Was tun, wenn Ümit schwul und Natascha lesbisch sind?"

Workshop: "Homosexualität und Migrationsfamilien"
für PädagogInnen, WissenschaftlerInnen und Interessierte.

Kurzbeschreibung

Ob in Beratungsstellen oder in Angeboten der Familienbildung, überall zeigt sich das gleiche Bild: Menschen mit Migrationshintergrund werden mit dem Thema Homosexualität nicht konfrontiert. Diese Vorsicht zielt in der Regel darauf, die KlientInnen nicht zu verschrecken. Aber so werden Tabus stabilisiert.

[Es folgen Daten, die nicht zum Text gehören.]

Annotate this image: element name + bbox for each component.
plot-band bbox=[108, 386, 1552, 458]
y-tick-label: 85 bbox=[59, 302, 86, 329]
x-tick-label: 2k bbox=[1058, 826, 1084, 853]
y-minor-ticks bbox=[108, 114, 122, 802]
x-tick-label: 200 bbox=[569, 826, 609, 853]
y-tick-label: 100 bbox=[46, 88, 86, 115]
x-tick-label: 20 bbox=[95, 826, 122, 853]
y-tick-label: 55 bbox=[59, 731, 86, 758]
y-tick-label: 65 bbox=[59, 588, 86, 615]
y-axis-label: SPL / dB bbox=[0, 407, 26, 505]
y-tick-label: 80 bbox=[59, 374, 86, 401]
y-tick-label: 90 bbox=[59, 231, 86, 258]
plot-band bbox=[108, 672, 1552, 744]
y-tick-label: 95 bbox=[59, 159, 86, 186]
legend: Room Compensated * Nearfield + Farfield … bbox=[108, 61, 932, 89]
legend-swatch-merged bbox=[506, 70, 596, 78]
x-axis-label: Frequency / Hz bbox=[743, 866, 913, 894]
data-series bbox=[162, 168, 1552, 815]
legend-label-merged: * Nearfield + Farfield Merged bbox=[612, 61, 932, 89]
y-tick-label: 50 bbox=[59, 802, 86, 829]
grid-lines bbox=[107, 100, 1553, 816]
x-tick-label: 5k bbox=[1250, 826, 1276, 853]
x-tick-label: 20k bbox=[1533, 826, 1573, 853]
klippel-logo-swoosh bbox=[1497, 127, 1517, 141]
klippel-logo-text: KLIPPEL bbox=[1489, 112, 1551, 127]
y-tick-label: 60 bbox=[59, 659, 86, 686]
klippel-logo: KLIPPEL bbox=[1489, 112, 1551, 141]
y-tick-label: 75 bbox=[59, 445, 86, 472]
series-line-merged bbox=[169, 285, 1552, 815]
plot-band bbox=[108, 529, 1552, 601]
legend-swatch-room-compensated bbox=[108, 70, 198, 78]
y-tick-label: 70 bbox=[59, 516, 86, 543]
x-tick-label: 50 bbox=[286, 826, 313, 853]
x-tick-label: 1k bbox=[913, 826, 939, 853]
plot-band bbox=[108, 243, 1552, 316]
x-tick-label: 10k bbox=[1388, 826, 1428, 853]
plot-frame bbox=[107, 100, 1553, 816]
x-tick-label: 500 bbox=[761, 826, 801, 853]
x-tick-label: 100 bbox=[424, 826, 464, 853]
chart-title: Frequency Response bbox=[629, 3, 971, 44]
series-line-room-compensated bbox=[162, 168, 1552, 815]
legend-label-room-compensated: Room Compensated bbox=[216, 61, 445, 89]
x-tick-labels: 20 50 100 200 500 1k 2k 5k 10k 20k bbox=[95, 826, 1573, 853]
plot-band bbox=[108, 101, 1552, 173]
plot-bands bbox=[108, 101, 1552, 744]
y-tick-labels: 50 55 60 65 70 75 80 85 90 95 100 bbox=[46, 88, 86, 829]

Wie Frauen zu Botschafterinnen der Aufklärung werden können und wie mit erwachsenen MigrantInnen über Lesben und Schwule diskutiert werden kann, ist Thema dieses Workshops. Es werden einfache Beispiele und methodische Anregungen ausprobiert und reflektiert, mit denen dieser Kreislauf der Schonhaltung durchbrochen werden kann.

Mehr Infos:

Methoden und Handlungsstrategien für Familienberatung und Erwachsenenbildung zu den Themen Homosexualität und Migration
In der heutigen Gesellschaft wird Vielfalt zunehmend als Ressource und zugleich als Herausforderung verstanden. PädagogInnen und BeraterInnen in der Sozialen Arbeit werden daher unter anderem auch mit neuen Anforderungen an ihrer Arbeit konfrontiert. Der Diversity-Ansatz versucht, diesen gerecht zu werden, indem er unterschiedliche Facetten der Vielfalt in einem friedlichen diskriminierungsfreien Miteinander zu vereinen versucht. Sexuelle Identität und gleichgeschlechtliche Liebes- und Lebensweisen spielen neben anderen Dimensionen von diversity eine wichtige Rolle, denn sie kommen in allen Kulturen und sozialen Milieus vor. Umso wichtiger ist es für Fachkräfte im sozialen Bereich, kultursensibel und vorurteilsfrei mit dem Thema Homosexualität umzugehen.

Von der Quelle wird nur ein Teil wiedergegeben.